Closed ozra closed 7 years ago

ozra commented 7 years ago

Since one can do x.=method a, b, c, perhaps that syntax should be used for operators too. This opens up a couple of symbol-combos that could find better uses, at the least it's one step more consistent.

a = 5
-- instead of:
a *= 2

-- do:
a.= * 2

-- like:
my-list = [1, 9, 4, 7]
my-list.=sort

I have no strong feelings about the idea, it's a thought that might develop.

Sod-Almighty commented 7 years ago

No, += et al are a de facto standard these days, and would only cause confusion if removed.

On a side note, I don't recall seeing the .= notation before. I assume my-list.=sort translates to my-list = my-list.sort? I've not encountered this notation before. Wouldn't it be more useful to have a shorthand notation for performing a call on the members of the list? For example:

my-list.* + 2
-- equivalent to:
my-list.each ~> _1 + 2

my-list.*= + 2
-- equivalent to:
my-list = my-list.map ~> _1 + 2
ozra commented 7 years ago

The foo.=method acts as you described, I use it all the time - it's super-useful.

The idfr.*=+x just looks waaaay too gnarly!

It would be much cleaner to overload * as a one-expression wrapper, calling map (was it from a lang called Groovy you showed that style from?).

This would use no new syntax for making map an operator — but... (big but) — it would require an advanced reworking of the language that I've been thinking about and wanting for a long time (and, again, you know my unfortunate time-constrained situation atm :-( ) — that is: unify lambda and fragment ("eliminate" fragment!_).

To clarify: all the current functionality would be practically available — just in a much cleaner way, a more distilled, unified concept.

Here's a run-down:

So, instead of the proposed weird-looking (in my eyes) syntax; here's the counter example, assuming:

-- in user code: my-list * {it + 2} -- each, because unused result optimized away

my-list.= {it + 2} -- map, assign to self (syntax as per idea of this issue) -- or: my-list = {it + 2} -- map, assign to self (traditional syntax)

-- also, ofc., to anchor it to currently implemented syntax: my-list = (x) -> x + 2 new-list = my-list (x) -> x + 2



Oh, in case `it` is "new to the public" (I've probably forgotten to publish half of the features in Onyx... :-/ ) , if used in a lambda without defined params (auto parametrized) it's the same as `_1` / `%1` (the first arg).
Sod-Almighty commented 7 years ago

These are all great ideas!

outer break might be best.
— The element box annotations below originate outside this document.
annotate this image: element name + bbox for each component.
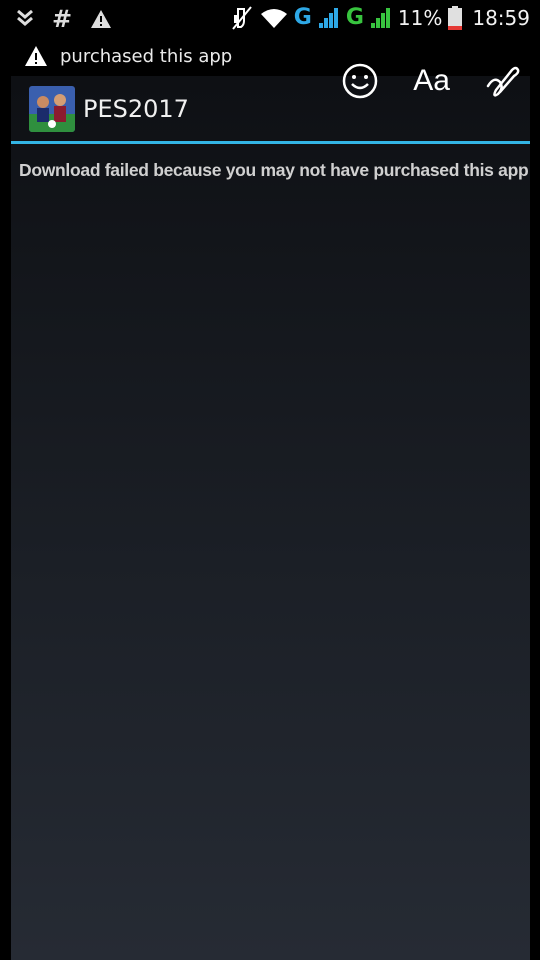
screen: # G G 11% 18:59 purchased this app Aa PE… (0, 0, 540, 960)
pen-icon[interactable] (484, 62, 522, 100)
clock: 18:59 (472, 6, 530, 30)
battery-percent: 11% (397, 6, 443, 30)
status-bar-left: # (16, 7, 112, 31)
app-icon (29, 86, 75, 132)
wifi-icon (260, 7, 288, 29)
mute-icon (230, 5, 254, 31)
app-title: PES2017 (83, 95, 189, 123)
header-divider (11, 141, 530, 144)
battery-icon (448, 6, 463, 30)
hash-notification-icon: # (52, 5, 73, 33)
warning-icon (24, 45, 48, 67)
status-bar-right: G G 11% 18:59 (230, 5, 530, 31)
download-notification-icon (16, 9, 34, 29)
download-failed-dialog: PES2017 Download failed because you may … (11, 76, 530, 960)
network-type-1: G (293, 5, 312, 30)
warning-notification-icon (90, 9, 112, 29)
ticker-text: purchased this app (60, 45, 233, 67)
text-tool-button[interactable]: Aa (413, 64, 450, 98)
annotation-toolbar: Aa (341, 62, 522, 100)
smiley-icon[interactable] (341, 62, 379, 100)
signal-icon-1 (318, 7, 340, 29)
error-message: Download failed because you may not have… (19, 160, 529, 180)
network-type-2: G (345, 5, 364, 30)
status-bar: # G G 11% 18:59 (0, 0, 540, 38)
signal-icon-2 (370, 7, 392, 29)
Maybe even something like outer 3 break 2, to break 2 from the outer of the outer scope. Currently we have to use throw/catch in Ruby for that kind of control.

I'm concerned about this plan to unify pods and lambdas/procs. As I recall, Crystal compiles non-block lambdas in-place, meaning that the value of this can't be altered at runtime (as is often necessary for Ruby blocks, e.g. via instance_exec). How will you overcome this?

ozra commented 7 years ago

Well, this was a "fun" idea for further canonicalizing certain things, but the simple comment "don't fuck with such de-facto accepted notation for no reason" is sensible enough that I'll close this.

If there was something discussed here that is of value for another issue, that I've missed moving: ping me or simply copy/paste/rewrite into a comment on an appropriate issue.